La ville distribue donc en réseau, qui peut aussi bien être
vaste de centaines de kilomètres, beaucoup de ses fonctions, qui
était auparavant polarisées dans un unique nœud, et cela grâce à
l’augmentation de la vitesse des transports qui rendent les
temps de circulation interurbain souvent plus courts que ceux
intra-urbains mais grâce aussi au fait que l’information circule
par réseau c’est-à-dire dans un espace discontinu dont les
nœuds, même si physiquement distants, sont plus proches les uns
des autres qu’ils ne le sont vis-à-vis des espaces interposés
entre eux bien que ceux-ci leur soient contiguës.
Il s’avère également utile de faire référence au concept de
milieu territorial local. Celui-ci comprend toutes les
caractéristiques qui, dans le cours du temps, se sont pour ainsi
dire sédimentées et liées de manière stable à un territoire et
qui peuvent d’une certaine manière constituer des "prises" ou
des "leviers" pour son développement. Il s’agit de conditions
naturelles originaires (climat, morphologie, paysage, etc.) qui,
dans le cours de la longue durée historique, se sont combinées
de manière variable avec les produits de l’action humaine : ceux
matériels (infrastructure, aménagements, monuments,…), ceux
culturels (traditions, savoir-faire diffus, atmosphères
entrepreneuriales…) ainsi que ceux institutionnels (Institutions
civiques, scientifiques, musées, bibliothèques…).
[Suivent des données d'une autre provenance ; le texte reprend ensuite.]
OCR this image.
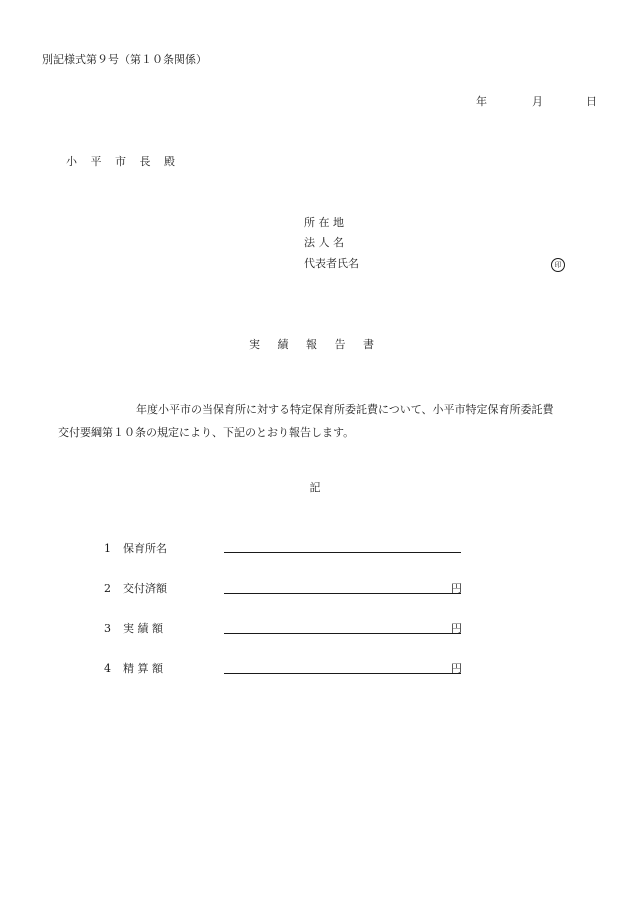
別記様式第９号（第１０条関係）
年	月	日
小 平 市 長 殿
所 在 地
法 人 名
代表者氏名	印
実 績 報 告 書
年度小平市の当保育所に対する特定保育所委託費について、小平市特定保育所委託費
交付要綱第１０条の規定により、下記のとおり報告します。
記
1 保育所名
2 交付済額	円
3 実 績 額	円
4 精 算 額	円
Un des effets
de la mondialisation économique est celle de mettre en
compétition les différents territoires qui sont considérés comme
les sièges de ressources potentielles valorisables à travers la
formation d’un réseau local de sujets lequel, dans l’optique du
développement du territoire, se comporte en acteur collectif. Ce
qui maintient le réseau local ensemble et le fait coïncider avec
un certain territoire est que le projet de développement partagé
concerne la mise en valeur des ressources et des conditions
potentielles propres au territoire, c’est-à-dire localisées de
manière stable dans celui-ci, non productibles au pied levé et
non transférables de ou vers d’autres lieux.
Le milieu territorial est une espèce de patrimoine commun dans
laquelle puise le réseau local de sujets en tant qu’"acteur
collectif" du développement local. Il s’agit d’un cas typique de
combinaison de relations horizontales (les liens en réseau des
sujets) et verticales (le rapport du réseau avec le milieu) qui
donne vie aux structures territoriales, délimitables
géographiquement, auxquelles on donne le nom de système
territorial local (une région-programme), autrement dit, une
construction volontaire qui existe seulement si et quand
certains sujets activent certaines relations horizontales, entre
elles et d’autres, et verticales, avec le milieu territorial
dans lequel elles opèrent (Cf. De Matteis, Lanza 1999 : 31-38).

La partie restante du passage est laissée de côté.